Rarely does a human being come along who can push through the obvious struggles, pain and suffering that her elders endure, while still reacting to and showing compassion for the needs of her children, and even her husband. A selfish as that sounds, I do need her emotional and psychological support sometimes, and with Cathy, our kids and I can count on that.
This is not the first time she has demonstrated such enormous capacity to navigate the end of life process or the death of a loved one. She was at my Dad's side for nearly a year after he was diagnosed with terminal brain cancer. She has for the past three years been giving life extending care and support to several other seniors through her side business Cathy Cares. At this moment, she hasn't lost any of her clients, but that time is not to far away and it remains to be seen how she will cope with their passing as she has grown very close to all of them.
God gave some people a gene that is very special. The ability to find the best of any situation, to stay above the pain, the offer their empathy and support unconditionally and even bring some sense of strength and control when it appears to most of us that there is precious little of either.

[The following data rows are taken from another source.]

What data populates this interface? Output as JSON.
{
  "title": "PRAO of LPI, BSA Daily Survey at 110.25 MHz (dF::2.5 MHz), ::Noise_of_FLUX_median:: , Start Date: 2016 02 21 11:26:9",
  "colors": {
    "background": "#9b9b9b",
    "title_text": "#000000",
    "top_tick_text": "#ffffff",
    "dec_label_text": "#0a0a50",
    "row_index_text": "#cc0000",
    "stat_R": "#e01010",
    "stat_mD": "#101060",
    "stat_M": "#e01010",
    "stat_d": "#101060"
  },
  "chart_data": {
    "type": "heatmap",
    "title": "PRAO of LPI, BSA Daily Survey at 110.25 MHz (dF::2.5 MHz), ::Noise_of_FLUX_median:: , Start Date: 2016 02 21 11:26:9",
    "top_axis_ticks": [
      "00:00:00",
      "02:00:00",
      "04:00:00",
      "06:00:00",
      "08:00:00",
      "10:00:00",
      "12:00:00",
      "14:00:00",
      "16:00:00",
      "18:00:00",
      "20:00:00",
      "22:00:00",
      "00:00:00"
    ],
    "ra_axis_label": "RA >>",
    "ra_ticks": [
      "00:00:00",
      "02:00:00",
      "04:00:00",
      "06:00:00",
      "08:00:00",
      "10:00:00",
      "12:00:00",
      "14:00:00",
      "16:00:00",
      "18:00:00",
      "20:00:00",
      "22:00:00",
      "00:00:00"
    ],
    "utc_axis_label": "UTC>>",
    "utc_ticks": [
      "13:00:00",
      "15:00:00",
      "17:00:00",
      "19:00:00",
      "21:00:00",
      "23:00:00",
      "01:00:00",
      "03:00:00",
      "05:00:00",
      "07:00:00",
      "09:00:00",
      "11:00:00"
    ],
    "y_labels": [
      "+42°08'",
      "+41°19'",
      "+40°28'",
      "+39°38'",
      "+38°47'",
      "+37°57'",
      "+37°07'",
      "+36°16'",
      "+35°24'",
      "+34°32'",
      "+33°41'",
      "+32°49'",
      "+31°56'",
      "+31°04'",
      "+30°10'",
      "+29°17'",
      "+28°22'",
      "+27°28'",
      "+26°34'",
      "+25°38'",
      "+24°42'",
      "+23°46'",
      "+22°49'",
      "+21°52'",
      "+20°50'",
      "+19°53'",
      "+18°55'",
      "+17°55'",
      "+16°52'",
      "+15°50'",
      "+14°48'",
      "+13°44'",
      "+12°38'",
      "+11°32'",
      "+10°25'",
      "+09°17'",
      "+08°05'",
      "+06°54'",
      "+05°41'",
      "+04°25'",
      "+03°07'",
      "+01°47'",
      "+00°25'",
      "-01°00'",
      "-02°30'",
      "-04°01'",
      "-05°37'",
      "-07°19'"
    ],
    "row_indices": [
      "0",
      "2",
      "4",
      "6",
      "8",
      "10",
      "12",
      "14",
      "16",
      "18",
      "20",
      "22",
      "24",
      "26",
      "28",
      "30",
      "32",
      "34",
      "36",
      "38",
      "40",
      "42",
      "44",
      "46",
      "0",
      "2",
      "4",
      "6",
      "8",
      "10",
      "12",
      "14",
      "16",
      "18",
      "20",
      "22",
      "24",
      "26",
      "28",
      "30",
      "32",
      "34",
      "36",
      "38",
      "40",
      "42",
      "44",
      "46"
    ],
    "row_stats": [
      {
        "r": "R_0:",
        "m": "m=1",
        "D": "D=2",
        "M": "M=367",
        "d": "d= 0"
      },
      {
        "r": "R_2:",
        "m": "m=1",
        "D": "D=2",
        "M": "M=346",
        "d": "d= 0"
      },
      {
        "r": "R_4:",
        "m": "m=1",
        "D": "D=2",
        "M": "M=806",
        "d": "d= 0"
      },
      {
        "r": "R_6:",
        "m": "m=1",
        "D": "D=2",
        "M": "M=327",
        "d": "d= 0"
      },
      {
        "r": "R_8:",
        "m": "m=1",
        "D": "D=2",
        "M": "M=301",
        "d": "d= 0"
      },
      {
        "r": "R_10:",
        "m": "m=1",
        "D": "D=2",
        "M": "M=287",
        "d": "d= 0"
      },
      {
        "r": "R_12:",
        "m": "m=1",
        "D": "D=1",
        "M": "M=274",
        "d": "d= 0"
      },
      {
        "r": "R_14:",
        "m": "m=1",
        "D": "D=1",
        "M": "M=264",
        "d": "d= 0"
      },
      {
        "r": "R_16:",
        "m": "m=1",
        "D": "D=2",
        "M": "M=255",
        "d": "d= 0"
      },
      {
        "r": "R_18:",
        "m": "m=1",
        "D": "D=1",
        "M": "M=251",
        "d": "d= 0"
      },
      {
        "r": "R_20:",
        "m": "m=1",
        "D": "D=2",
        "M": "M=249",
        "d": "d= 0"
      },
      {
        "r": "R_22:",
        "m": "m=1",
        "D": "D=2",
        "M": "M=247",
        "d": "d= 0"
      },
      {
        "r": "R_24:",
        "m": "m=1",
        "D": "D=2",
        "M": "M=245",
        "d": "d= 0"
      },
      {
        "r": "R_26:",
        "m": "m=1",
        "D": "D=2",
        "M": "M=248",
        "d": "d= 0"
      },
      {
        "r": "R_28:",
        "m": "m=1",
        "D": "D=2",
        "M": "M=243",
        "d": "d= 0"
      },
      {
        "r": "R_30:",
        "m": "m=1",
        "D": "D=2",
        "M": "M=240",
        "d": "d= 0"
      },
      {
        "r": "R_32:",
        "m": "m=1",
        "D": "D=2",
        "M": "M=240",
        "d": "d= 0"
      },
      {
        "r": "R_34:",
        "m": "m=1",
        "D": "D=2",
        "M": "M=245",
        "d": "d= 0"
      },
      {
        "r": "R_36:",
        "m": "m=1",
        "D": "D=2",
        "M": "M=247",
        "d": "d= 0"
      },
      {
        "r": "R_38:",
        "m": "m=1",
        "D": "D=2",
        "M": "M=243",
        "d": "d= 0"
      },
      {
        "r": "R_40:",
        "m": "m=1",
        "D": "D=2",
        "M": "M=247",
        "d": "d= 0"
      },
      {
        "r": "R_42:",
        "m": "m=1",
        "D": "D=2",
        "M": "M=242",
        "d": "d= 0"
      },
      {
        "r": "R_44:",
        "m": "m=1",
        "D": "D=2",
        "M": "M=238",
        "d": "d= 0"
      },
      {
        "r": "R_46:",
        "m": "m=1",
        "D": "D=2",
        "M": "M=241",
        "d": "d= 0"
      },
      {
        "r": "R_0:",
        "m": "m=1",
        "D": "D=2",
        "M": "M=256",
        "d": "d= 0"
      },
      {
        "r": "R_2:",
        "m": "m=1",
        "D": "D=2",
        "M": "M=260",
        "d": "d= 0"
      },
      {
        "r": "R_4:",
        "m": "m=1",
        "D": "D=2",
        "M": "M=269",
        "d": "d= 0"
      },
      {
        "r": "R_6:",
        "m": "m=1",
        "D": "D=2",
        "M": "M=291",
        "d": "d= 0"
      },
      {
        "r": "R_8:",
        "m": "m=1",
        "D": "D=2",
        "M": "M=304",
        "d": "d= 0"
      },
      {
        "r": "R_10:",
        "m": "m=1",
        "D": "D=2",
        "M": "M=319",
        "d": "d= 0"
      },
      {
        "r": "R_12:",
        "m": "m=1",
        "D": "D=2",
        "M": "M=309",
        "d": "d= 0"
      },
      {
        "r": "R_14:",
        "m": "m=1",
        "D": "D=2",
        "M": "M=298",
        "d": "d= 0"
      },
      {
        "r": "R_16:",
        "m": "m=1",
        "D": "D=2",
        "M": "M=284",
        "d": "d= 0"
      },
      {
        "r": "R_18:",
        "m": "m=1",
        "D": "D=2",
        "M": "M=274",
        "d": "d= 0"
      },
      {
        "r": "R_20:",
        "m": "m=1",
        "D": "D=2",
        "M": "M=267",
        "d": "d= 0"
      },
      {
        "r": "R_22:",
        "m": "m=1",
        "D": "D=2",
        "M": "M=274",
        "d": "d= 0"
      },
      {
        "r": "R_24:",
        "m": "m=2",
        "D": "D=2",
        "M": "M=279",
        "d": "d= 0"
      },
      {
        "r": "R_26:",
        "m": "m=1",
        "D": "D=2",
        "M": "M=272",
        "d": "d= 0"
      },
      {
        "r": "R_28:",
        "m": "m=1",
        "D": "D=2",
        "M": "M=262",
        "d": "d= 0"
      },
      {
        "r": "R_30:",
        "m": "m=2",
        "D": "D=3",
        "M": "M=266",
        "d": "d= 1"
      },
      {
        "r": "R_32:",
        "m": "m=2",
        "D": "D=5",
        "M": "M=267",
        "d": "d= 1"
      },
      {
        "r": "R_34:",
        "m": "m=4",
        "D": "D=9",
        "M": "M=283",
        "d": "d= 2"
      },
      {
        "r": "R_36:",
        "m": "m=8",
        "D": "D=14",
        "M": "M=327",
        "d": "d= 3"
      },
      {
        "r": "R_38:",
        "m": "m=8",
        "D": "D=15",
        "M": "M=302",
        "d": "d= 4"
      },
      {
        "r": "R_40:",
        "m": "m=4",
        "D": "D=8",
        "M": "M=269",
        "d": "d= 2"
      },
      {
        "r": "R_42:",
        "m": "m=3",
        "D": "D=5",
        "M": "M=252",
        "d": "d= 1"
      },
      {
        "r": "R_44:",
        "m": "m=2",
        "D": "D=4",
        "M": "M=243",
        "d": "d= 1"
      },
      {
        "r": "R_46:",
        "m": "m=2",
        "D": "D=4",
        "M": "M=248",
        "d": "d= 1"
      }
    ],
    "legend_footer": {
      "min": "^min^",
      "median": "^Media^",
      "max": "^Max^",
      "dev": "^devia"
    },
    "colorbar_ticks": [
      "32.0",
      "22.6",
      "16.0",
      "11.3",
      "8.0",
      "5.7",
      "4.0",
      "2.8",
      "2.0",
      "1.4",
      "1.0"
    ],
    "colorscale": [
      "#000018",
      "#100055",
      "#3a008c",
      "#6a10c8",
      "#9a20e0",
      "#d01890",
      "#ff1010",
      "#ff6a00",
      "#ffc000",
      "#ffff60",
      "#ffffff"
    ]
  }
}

Cathy got it from her father, who epitomized the MacGyver Gene: Cool under pressure, never at a loss for answers and solutions, and always ready to offer positive support and encouragement. Something that comes in especially handy when dealing with sad, sometimes dehumanizing and undignified end of life issues.
I am blessed to be married to a sexy and fun-loving, independent and spirited woman, but I live with an Angel.